Services case study

Elevating performance for europe’s leading commercial vehicle rental provider

Services industry, transformational change


Europe’s largest pure-play commercial vehicle rental provider, with revenues >£600m, 3,400 employees in 120 locations and a fleet of 120,000 vehicles.

Organic and acquisitive growth had been combined to increase the footprint and build critical mass.  Having developed an operating model in terms of financial and operational control that was delivering sector-leading performance, the leadership team was determined to take these performance parameters to the next level.


Following a full potential analysis, a proof of concept demonstrated results in two key SBU’s prior to a full roll-out.

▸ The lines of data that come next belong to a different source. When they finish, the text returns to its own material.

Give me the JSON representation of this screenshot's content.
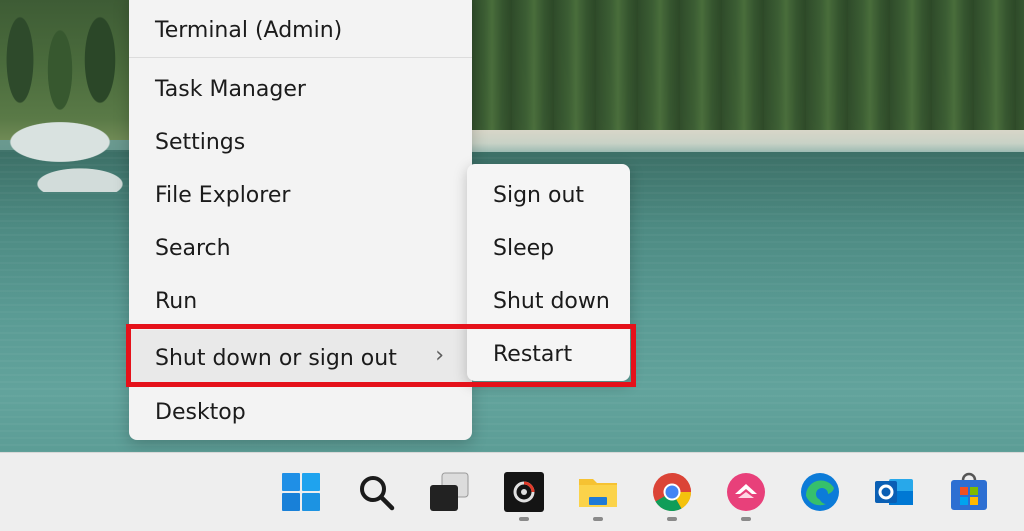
{
  "context_menu": {
    "items": [
      {
        "label": "Terminal (Admin)"
      },
      {
        "label": "Task Manager"
      },
      {
        "label": "Settings"
      },
      {
        "label": "File Explorer"
      },
      {
        "label": "Search"
      },
      {
        "label": "Run"
      },
      {
        "label": "Shut down or sign out"
      },
      {
        "label": "Desktop"
      }
    ],
    "highlighted": "Shut down or sign out"
  },
  "submenu": {
    "items": [
      {
        "label": "Sign out"
      },
      {
        "label": "Sleep"
      },
      {
        "label": "Shut down"
      },
      {
        "label": "Restart"
      }
    ]
  },
  "annotation": {
    "color": "#e5111a"
  },
  "taskbar": {
    "icons": [
      {
        "name": "windows-start-icon",
        "running": false
      },
      {
        "name": "search-icon",
        "running": false
      },
      {
        "name": "task-view-icon",
        "running": false
      },
      {
        "name": "obs-recorder-icon",
        "running": true
      },
      {
        "name": "file-explorer-icon",
        "running": true
      },
      {
        "name": "chrome-icon",
        "running": true
      },
      {
        "name": "snagit-icon",
        "running": true
      },
      {
        "name": "edge-icon",
        "running": false
      },
      {
        "name": "outlook-icon",
        "running": false
      },
      {
        "name": "microsoft-store-icon",
        "running": false
      }
    ]
  }
}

The approach was structured around key processes responsible for delivering performance:

  • On-Hire & Customer Onboarding: optimisation of this critical process, responsible for conversion of customer enquiries to revenue, was a key element in improving sales, productivity and vehicle utilisation.
  • In-Life Management: reengineering of the end-to-end customer management process provided the platform for improving customer satisfaction at the same time as reducing cost-to-serve.
  • Off-Hire & Renewal Management: optimisation of this key process area enabled more proactive management of end-of-contract, increased retention levels and increased up-sell rates, positively impacting revenues and margins.
  • Vehicle Asset Management: further improvements in an area that was already performing well enabled gains in disposal revenues and cost-efficiencies as well as arbitrage gains on vehicle disposal.
  • Finance & Administration: reengineering of finance and administration processes, coupled with zero-basing of related activities, enabled a reduction in headcount, centralisation of activities where appropriate as well as optimisation of the SBU footprint.

Prior to each regionally-based roll-out, an audit of regional locations was carried out with benchmarking against the Target Operating Model.  Where ‘hidden gems’ were discovered, local practices that were an improvement on the Target Operating Model, these were incorporated into the model.  In order to promote sustainability, operational audits were carried out periodically, forming the backbone of the continuous improvement imperative.


  • EBITDA increased by >20%, including revenue growth underpinned by improved customer service levels.  
  • Vehicle utilisation, a key performance driver in this asset-rich business, was further improved from a start-point that was already sector-leading.
  • Branch productivity was improved by reengineering key processes, zero-basing, optimising branch and central activities, as a result, the branch footprint.